Quando teve o terremoto na Turquia e na Síria, este ano, eu estava presente e foi essa rede de apoio, inclusive, que ajudou doando dinheiro para que eu pudesse comprar cobertores e alimentos e distribuir para as vítimas.
Vivi dois terremotos na Turquia, um deles foi o que deixou mais de 40 mil mortos. Foi surpreendente ver todo mundo correndo do hotel para a rua. Estava em Isparta e via famílias chegando em caminhonetes em cima de colchões.
Então, me propus a ajudar os turcos. Consegui arrecadar cerca de R$ 13 mil. Doava os mantimentos para as famílias que estavam chegando e ficaram refugiadas. Foi uma onda de solidariedade que nunca vi.
Fiquei vários dias comprando esses mantimentos e levando aos postos. Alguns estudantes de Isparta me ajudavam, especialmente com o idioma.
Imprevisível
Para viajar de bicicleta, tem de estar sempre preparado para um imprevisto. Às vezes tem uma tempestade, um problema na bicicleta, ou o Belmiro fica doente.

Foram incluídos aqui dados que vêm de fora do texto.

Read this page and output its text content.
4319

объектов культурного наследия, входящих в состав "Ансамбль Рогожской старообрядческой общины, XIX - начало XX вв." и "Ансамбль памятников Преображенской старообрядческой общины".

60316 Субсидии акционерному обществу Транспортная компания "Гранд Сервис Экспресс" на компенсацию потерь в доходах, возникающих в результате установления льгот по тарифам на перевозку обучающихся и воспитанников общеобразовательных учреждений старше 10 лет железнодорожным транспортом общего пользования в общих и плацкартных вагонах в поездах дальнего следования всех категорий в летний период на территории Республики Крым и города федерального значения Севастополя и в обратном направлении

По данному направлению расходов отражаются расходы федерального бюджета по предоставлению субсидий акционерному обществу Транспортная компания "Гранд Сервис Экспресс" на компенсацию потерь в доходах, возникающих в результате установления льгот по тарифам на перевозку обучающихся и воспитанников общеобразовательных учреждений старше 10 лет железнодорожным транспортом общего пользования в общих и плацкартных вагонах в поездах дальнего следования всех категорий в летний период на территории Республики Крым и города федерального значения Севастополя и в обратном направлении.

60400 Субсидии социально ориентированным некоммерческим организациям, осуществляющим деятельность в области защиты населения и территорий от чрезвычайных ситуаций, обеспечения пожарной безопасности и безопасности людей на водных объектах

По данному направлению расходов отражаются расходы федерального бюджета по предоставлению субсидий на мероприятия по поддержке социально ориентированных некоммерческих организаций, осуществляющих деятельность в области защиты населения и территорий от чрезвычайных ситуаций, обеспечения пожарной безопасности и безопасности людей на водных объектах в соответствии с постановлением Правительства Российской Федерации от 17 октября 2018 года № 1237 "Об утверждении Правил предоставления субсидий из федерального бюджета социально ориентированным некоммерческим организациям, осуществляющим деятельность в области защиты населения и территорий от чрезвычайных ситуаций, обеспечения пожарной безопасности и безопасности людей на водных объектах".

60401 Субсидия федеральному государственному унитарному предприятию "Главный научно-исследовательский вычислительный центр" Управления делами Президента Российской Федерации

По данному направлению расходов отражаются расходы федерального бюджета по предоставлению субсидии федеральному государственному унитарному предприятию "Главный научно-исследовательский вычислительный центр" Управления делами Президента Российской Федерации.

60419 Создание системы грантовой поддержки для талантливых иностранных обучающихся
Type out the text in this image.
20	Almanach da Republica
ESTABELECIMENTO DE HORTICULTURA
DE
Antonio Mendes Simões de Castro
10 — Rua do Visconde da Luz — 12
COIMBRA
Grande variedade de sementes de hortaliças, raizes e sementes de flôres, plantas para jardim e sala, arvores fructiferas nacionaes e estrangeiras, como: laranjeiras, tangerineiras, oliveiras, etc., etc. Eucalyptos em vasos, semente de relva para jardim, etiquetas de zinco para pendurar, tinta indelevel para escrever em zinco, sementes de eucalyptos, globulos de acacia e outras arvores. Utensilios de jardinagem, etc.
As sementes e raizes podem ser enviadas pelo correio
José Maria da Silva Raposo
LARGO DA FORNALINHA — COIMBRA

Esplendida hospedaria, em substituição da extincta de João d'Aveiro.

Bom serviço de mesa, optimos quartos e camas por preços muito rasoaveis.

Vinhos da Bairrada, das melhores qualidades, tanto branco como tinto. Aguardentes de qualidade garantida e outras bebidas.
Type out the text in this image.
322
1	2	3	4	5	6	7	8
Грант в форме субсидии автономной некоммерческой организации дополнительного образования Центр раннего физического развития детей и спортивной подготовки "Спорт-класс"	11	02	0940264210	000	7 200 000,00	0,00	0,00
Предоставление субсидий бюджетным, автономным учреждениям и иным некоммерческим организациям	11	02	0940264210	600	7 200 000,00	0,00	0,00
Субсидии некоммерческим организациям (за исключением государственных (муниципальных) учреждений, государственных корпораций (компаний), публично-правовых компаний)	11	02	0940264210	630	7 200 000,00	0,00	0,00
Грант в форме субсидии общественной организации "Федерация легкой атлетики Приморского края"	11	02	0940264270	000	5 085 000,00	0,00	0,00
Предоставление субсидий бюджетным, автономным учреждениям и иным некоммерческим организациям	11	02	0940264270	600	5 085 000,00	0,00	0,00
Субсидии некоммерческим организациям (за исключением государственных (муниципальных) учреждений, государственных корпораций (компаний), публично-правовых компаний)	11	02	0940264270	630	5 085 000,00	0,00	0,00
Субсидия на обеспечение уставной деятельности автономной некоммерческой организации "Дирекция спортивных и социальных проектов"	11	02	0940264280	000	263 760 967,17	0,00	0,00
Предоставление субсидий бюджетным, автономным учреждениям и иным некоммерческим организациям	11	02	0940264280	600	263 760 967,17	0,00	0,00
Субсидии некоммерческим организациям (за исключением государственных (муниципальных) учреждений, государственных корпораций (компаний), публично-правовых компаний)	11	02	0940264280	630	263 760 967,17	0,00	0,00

Geralmente fico em barraca, em hostel ou em casa de pessoas que me hospedam. Só consigo planejar a viagem com um dia de antecedência. Além disso, tem o Belmiro, que nem sempre é aceito nos lugares.
Grande parte dos hotéis na Europa não aceita cachorro — e, quando aceitam, cobram uma taxa. Hostel é quase impossível, mas no camping é mais normal.
Tem de ter os cuidados [com o cachorro] semelhantes aos de uma criancinha. Não dá para expor ao frio extremo, tem de parar de duas em duas horas para dar água e alimento. Não vou colocá-lo em risco
Quando estou na estrada, guardo pelo menos três momentos para passear com ele. Ele é meu parceiro e me ajuda muito emocionalmente na viagem. É alegre, feliz e adora viajar. A viagem é formatada por mim e pelas necessidades dele.
Quero continuar e pretendo chegar na China. Lá devo resolver se vou para o sul da Ásia ou se vou para o Alaska. A ideia é retornar ao continente americano e descer até São Paulo de bicicleta.
Acho que, com isso, eu e Belmiro devemos ficar mais uns dois anos viajando pelo mundo.